Fossil Friday – horse jaw

While the majority  of Ice Age fossils in Riverside County are from the Diamond Valley Lake excavation, there are a few other productive Pleistocene sites. As with DVL, these have mostly been found during construction projects. The specimen shown above was recovered from The Promenade shopping mall in Temecula.

While badly crushed, the specimen is the tip of the lower jaw of a horse. It’s shown in dorsal view, with anterior to the left. Mammal lower jaws are made up of two bones, the left and right dentaries. In most species the dentaries are fused together at the chin, in what’s technically called the mandibular symphysis; that’s what’s preserved here.

There are actually portions of 8 teeth present in this fragment, although they’re poorly preserved.

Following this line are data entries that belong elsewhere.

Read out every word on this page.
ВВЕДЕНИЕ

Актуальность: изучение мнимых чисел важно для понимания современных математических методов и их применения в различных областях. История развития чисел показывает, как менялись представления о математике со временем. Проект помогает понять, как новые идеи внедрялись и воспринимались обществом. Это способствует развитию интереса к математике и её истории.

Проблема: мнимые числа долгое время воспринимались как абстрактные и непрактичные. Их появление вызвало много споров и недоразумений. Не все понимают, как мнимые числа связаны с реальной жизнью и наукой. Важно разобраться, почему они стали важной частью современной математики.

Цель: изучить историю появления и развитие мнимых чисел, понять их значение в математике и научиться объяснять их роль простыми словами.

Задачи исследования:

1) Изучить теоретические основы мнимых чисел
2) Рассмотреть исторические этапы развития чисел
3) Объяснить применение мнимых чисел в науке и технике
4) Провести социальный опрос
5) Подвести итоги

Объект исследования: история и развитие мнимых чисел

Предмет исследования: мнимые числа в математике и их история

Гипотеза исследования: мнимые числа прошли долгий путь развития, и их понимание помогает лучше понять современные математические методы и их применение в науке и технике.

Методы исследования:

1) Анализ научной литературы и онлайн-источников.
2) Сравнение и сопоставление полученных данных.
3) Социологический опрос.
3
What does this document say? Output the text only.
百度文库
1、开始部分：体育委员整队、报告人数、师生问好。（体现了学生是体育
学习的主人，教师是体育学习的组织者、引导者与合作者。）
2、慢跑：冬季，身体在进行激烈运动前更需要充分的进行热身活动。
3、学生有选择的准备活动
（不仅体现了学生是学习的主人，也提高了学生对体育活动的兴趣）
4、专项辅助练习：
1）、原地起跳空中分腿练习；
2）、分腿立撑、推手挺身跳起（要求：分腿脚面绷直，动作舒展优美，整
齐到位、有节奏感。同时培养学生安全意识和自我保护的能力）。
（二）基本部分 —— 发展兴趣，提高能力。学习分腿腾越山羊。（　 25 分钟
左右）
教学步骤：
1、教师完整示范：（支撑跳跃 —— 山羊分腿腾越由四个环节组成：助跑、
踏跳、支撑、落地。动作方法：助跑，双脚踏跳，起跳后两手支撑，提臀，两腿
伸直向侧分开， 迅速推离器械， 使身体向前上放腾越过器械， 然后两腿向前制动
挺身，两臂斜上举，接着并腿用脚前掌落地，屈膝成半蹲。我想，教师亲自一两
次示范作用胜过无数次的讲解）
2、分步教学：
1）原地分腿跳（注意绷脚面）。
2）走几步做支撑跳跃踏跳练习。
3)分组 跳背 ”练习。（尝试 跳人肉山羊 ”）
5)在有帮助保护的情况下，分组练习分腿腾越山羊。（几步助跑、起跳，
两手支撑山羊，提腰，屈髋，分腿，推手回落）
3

In the marked-up image below, the red areas are indicating the positions of the 6 lower incisors (3 on each side), while the blue arrows are pointing at the bases of the canines (“wolf teeth” in horse terminology Eric Scott pointed out to me that the “wolf teeth” are actually vestigial 1st premolars, not the canines, so that while these teeth are canines they are not wolf teeth):


WSC volunteer Joe has been cleaning this specimen, and is working on other associated fragments. It looks like we probably have additional material from this jaw, which I’ll post once it’s further prepared.